Edit: This article goes into the problem in the context of No Child Left Behind and confirms my point: https://www.washingtonpost.com/news/answer-sheet/wp/2015/03/...


I don't understand what you are trying to argue. Your first GGP comment talks about school testing and then ends with a conclusion about the SAT. That is not a school test. It is a student test.

Your immediate parent comment indicates that if school testing were eliminated then students would improve their SAT scores. I agree with that. But it is beside the point. This thread is about whether the SAT should be eliminated, not whether school testing should be eliminated.

At the end, you start to make a point about correlation between "lost education opportunity" and SAT scores. But my reading is that you're saying there's a correlation between LEO and SAT scores. Are you saying it's a positive correlation? Or are you saying students are spending time prepping for SATs, and what they are learning there is negatively correlated with actual learning?

I am trying to understand what you mean. Are you advocating elimination of the SAT? If so, why?


My point was about this: "Are most kids from lower socio-economic backgrounds still clueless about the college admissions process, the difference between colleges, and scholarships." My original post was saying that kids from lower socio-economic backgrounds aren't as aware of these processes, largely because of the broken incentive systems around testing.
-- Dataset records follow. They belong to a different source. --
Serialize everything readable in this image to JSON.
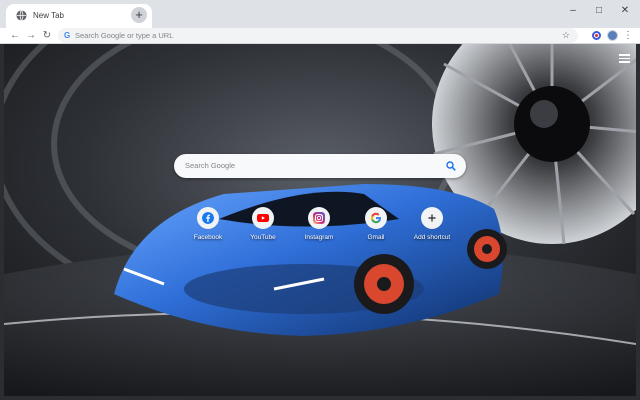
{
  "browser": {
    "tab": {
      "title": "New Tab",
      "close_glyph": "×"
    },
    "new_tab_glyph": "+",
    "window_controls": {
      "minimize": "–",
      "maximize": "□",
      "close": "✕"
    },
    "nav": {
      "back": "←",
      "forward": "→",
      "reload": "↻"
    },
    "omnibox": {
      "g_glyph": "G",
      "placeholder": "Search Google or type a URL",
      "bookmark_glyph": "☆"
    },
    "menu_glyph": "⋮"
  },
  "newtab": {
    "search": {
      "placeholder": "Search Google"
    },
    "shortcuts": [
      {
        "label": "Facebook",
        "icon": "facebook-icon",
        "color": "#1877f2"
      },
      {
        "label": "YouTube",
        "icon": "youtube-icon",
        "color": "#ff0000"
      },
      {
        "label": "Instagram",
        "icon": "instagram-icon",
        "color": "#c13584"
      },
      {
        "label": "Gmail",
        "icon": "google-icon",
        "color": "#4285f4"
      },
      {
        "label": "Add shortcut",
        "icon": "plus-icon",
        "color": "#3c4043"
      }
    ]
  },
  "colors": {
    "tabstrip": "#dee1e6",
    "car_blue": "#2f6fd8",
    "wheel_red": "#d9472f",
    "accent_blue": "#1a73e8"
  }
}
So, I'm opposed to standardized tests, in general, as a strong measure for capability because of their tendency to force the focus of schools on testing over education and in doing so, deep and localized problems are reinforced. I gave the example of my own school, because the school barely touched on the SAT since the focus was, by necessity, focused on the ACT. The SAT was an afterthought. For the teachers, it was a legitimate existential crisis if the ACT wasn't taught well, while the SAT was effectively irrelevant to them.

A large body of students don't know how important the SAT is, nor whether or how they should push themselves to test well -- we weren't taught that because of a shift in priorities. In some ways, both tests were expressed as on the same level of importance, despite the ACT not mattering in the slightest to the future of the individual student, leading to confusion by students about what is actually important.
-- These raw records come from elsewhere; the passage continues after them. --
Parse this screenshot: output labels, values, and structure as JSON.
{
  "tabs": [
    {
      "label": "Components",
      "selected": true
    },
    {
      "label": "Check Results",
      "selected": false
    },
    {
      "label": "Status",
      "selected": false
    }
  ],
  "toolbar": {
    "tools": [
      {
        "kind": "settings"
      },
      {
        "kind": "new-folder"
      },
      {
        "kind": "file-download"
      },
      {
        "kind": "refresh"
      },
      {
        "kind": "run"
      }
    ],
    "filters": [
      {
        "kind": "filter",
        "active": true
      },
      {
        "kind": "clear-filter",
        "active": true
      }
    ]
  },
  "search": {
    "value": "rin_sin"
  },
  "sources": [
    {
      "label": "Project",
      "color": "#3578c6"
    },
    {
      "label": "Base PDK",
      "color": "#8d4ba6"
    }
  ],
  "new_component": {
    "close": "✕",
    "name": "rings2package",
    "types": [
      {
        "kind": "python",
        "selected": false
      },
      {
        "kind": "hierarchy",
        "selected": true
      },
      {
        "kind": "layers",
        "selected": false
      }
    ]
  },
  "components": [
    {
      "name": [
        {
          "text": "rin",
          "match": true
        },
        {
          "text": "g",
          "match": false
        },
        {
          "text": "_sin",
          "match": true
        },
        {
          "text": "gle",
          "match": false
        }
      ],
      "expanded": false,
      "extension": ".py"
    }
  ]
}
For schools that the SAT isn't an afterthought, the SAT might make sense, but in doing so, we are culturally prioritizing the reinforcement of already-strong communities while simultaneously continuing to weaken already weak communities.

In other words, a proxy besides the SAT should be sought after, at least while we have so many broken systems and wildly different implementations of incentive systems in-place. I don't know what that proxy is.


> the school barely touched on the SAT since the focus was, by necessity, focused on the ACT. The SAT was an afterthought. For the teachers, it was a legitimate existential crisis if the ACT wasn't taught well, while the SAT was effectively irrelevant to them.

The ACT and SAT are two tests used for college admissions. If you take one, you don't need to take the other.

> despite the ACT not mattering in the slightest to the future of the individual student

The ACT is used for college admissions. Are you thinking of a different test?

It sounds like you have an issue with the teach-to-the-test mentality and the fact that "the test" isn't the SAT. I understand the concern that students are pulled in too many directions. But according to what you've written "the test" is the ACT. That is a substitute for the SAT. They are only being pulled in one direction. It is the direction that will help get them into college.